Wednesday, May 27, 2009

12.24 am

The high I receive from cutting is... wonderful. Crippling. Sometimes necessary.

Mom doesn't understand what I'm saying when I try to voice how I'm feeling right now. She gets mad at me for getting frustrated. This makes me feel guilty because... I'm making my mom sad during this very stressful time. I try to explain... it doesn't go through.

I swear its amazing... the feeling I get from cutting... just seeing those little beads of blood develop on the right arm... in the nook that won't show with a t-shirt on... pain diminishes even though I know I'll cry tonight. But cutting makes me feel like I can handle tonight's upcoming cry fest.

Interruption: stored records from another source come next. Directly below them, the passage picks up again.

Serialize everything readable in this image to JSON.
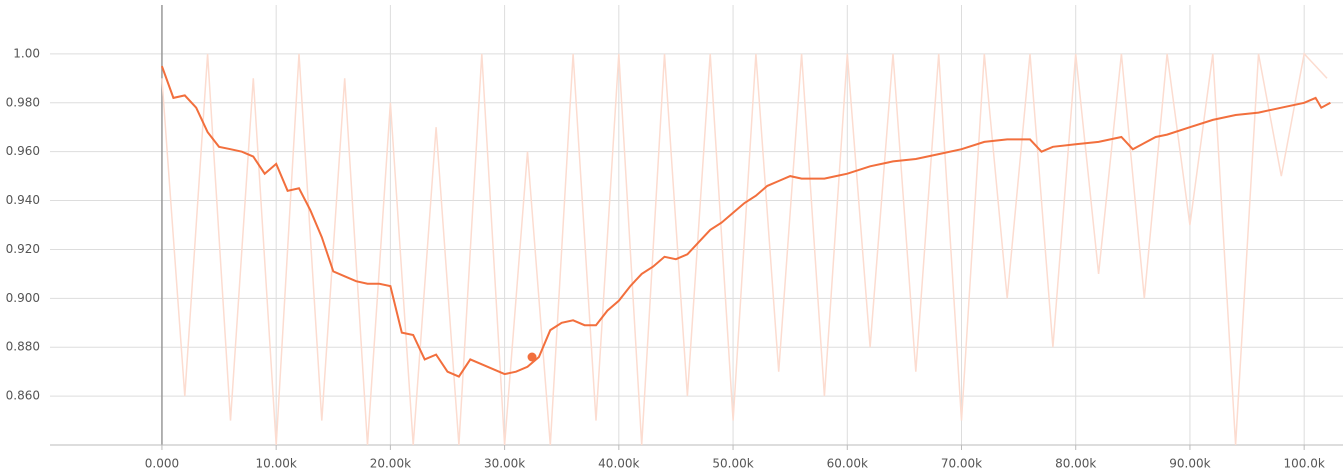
{
  "chart_data": {
    "type": "line",
    "xlim": [
      -9800,
      103400
    ],
    "ylim": [
      0.84,
      1.02
    ],
    "xticks": [
      {
        "value": 0,
        "label": "0.000"
      },
      {
        "value": 10000,
        "label": "10.00k"
      },
      {
        "value": 20000,
        "label": "20.00k"
      },
      {
        "value": 30000,
        "label": "30.00k"
      },
      {
        "value": 40000,
        "label": "40.00k"
      },
      {
        "value": 50000,
        "label": "50.00k"
      },
      {
        "value": 60000,
        "label": "60.00k"
      },
      {
        "value": 70000,
        "label": "70.00k"
      },
      {
        "value": 80000,
        "label": "80.00k"
      },
      {
        "value": 90000,
        "label": "90.00k"
      },
      {
        "value": 100000,
        "label": "100.0k"
      }
    ],
    "yticks": [
      {
        "value": 0.86,
        "label": "0.860"
      },
      {
        "value": 0.88,
        "label": "0.880"
      },
      {
        "value": 0.9,
        "label": "0.900"
      },
      {
        "value": 0.92,
        "label": "0.920"
      },
      {
        "value": 0.94,
        "label": "0.940"
      },
      {
        "value": 0.96,
        "label": "0.960"
      },
      {
        "value": 0.98,
        "label": "0.980"
      },
      {
        "value": 1.0,
        "label": "1.00"
      }
    ],
    "grid": true,
    "series": [
      {
        "color": "#fcdcd0",
        "x": [
          0,
          2000,
          4000,
          6000,
          8000,
          10000,
          12000,
          14000,
          16000,
          18000,
          20000,
          22000,
          24000,
          26000,
          28000,
          30000,
          32000,
          34000,
          36000,
          38000,
          40000,
          42000,
          44000,
          46000,
          48000,
          50000,
          52000,
          54000,
          56000,
          58000,
          60000,
          62000,
          64000,
          66000,
          68000,
          70000,
          72000,
          74000,
          76000,
          78000,
          80000,
          82000,
          84000,
          86000,
          88000,
          90000,
          92000,
          94000,
          96000,
          98000,
          100000,
          102000
        ],
        "values": [
          0.99,
          0.86,
          1.0,
          0.85,
          0.99,
          0.84,
          1.0,
          0.85,
          0.99,
          0.84,
          0.98,
          0.84,
          0.97,
          0.84,
          1.0,
          0.84,
          0.96,
          0.84,
          1.0,
          0.85,
          1.0,
          0.84,
          1.0,
          0.86,
          1.0,
          0.85,
          1.0,
          0.87,
          1.0,
          0.86,
          1.0,
          0.88,
          1.0,
          0.87,
          1.0,
          0.85,
          1.0,
          0.9,
          1.0,
          0.88,
          1.0,
          0.91,
          1.0,
          0.9,
          1.0,
          0.93,
          1.0,
          0.84,
          1.0,
          0.95,
          1.0,
          0.99
        ]
      },
      {
        "color": "#f26f3d",
        "x": [
          0,
          1000,
          2000,
          3000,
          4000,
          5000,
          6000,
          7000,
          8000,
          9000,
          10000,
          11000,
          12000,
          13000,
          14000,
          15000,
          16000,
          17000,
          18000,
          19000,
          20000,
          21000,
          22000,
          23000,
          24000,
          25000,
          26000,
          27000,
          28000,
          29000,
          30000,
          31000,
          32000,
          33000,
          34000,
          35000,
          36000,
          37000,
          38000,
          39000,
          40000,
          41000,
          42000,
          43000,
          44000,
          45000,
          46000,
          47000,
          48000,
          49000,
          50000,
          51000,
          52000,
          53000,
          54000,
          55000,
          56000,
          57000,
          58000,
          59000,
          60000,
          62000,
          64000,
          66000,
          68000,
          70000,
          72000,
          74000,
          76000,
          77000,
          78000,
          80000,
          82000,
          84000,
          85000,
          87000,
          88000,
          90000,
          92000,
          94000,
          96000,
          98000,
          100000,
          101000,
          101500,
          102300
        ],
        "values": [
          0.995,
          0.982,
          0.983,
          0.978,
          0.968,
          0.962,
          0.961,
          0.96,
          0.958,
          0.951,
          0.955,
          0.944,
          0.945,
          0.936,
          0.925,
          0.911,
          0.909,
          0.907,
          0.906,
          0.906,
          0.905,
          0.886,
          0.885,
          0.875,
          0.877,
          0.87,
          0.868,
          0.875,
          0.873,
          0.871,
          0.869,
          0.87,
          0.872,
          0.876,
          0.887,
          0.89,
          0.891,
          0.889,
          0.889,
          0.895,
          0.899,
          0.905,
          0.91,
          0.913,
          0.917,
          0.916,
          0.918,
          0.923,
          0.928,
          0.931,
          0.935,
          0.939,
          0.942,
          0.946,
          0.948,
          0.95,
          0.949,
          0.949,
          0.949,
          0.95,
          0.951,
          0.954,
          0.956,
          0.957,
          0.959,
          0.961,
          0.964,
          0.965,
          0.965,
          0.96,
          0.962,
          0.963,
          0.964,
          0.966,
          0.961,
          0.966,
          0.967,
          0.97,
          0.973,
          0.975,
          0.976,
          0.978,
          0.98,
          0.982,
          0.978,
          0.98
        ]
      }
    ],
    "highlight": {
      "x": 32400,
      "y": 0.876
    }
  }
}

I take my knife and make the first cut. Mistake because I do it on the forearm where it can't be hidden. That won't work - people might see. so i make the next cut near the crook of the elbow. swipe the blade fast and watch the cut appear. beautiful. that red line begins to calm me. its a good location so i make my next cut near that one. very nice. one more cut is sufficient. i put the blade away. no one caught me in the act so this was successful. i lay back against the pillows and let the feeling wash over me. eyelids droop. thoughts become impaired. i feel... numb. i feel heavy. thinking becomes ... unnecessary. i've had too many bad thoughts today - i need a break.

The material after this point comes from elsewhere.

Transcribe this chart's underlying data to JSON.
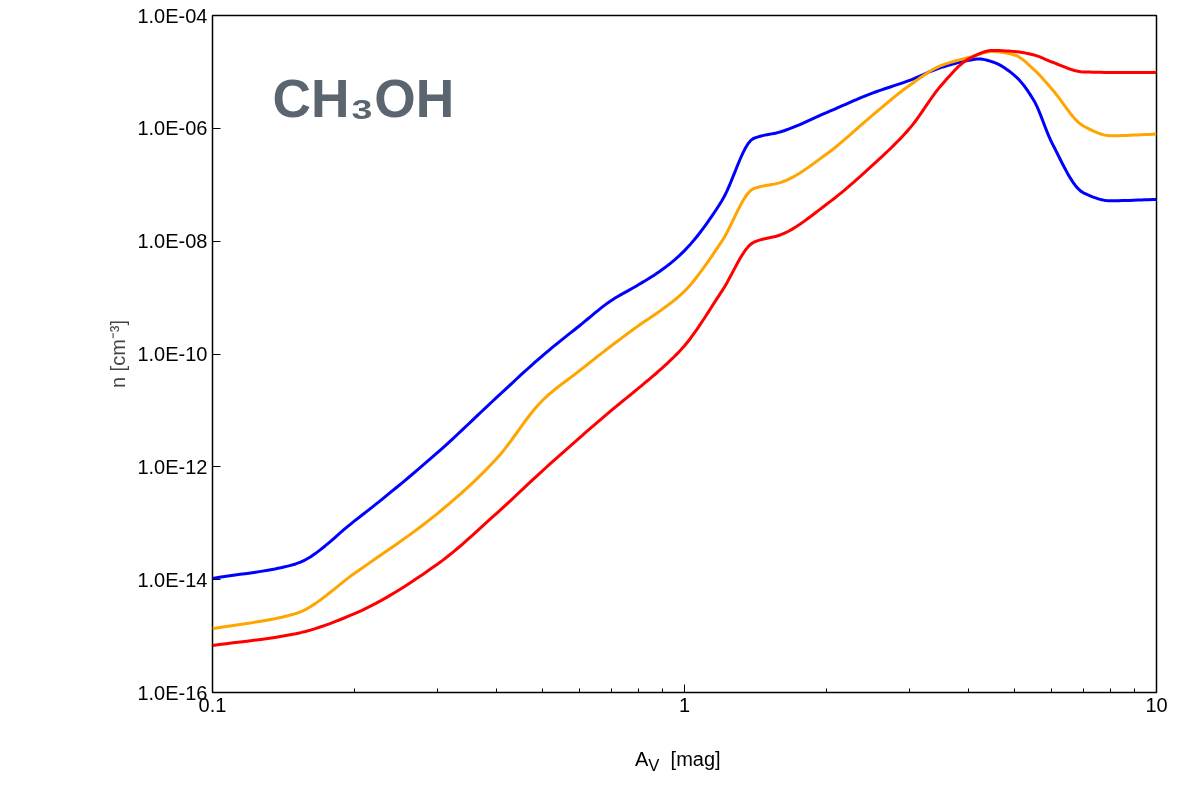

the sting of my little cuts as i bend my elbow soothe my tortured soul. yes, my little ones, i feel your comfort. i don't want to cry tonight. i don't want to sob and deal with the possible loss. i can't even imagine what it would be like to only have a mother.

dad can't leave us.

and i can't think of how i'll cope without a blade.

she says i'll break her heart if i cut. what about my aching heart that's already broken?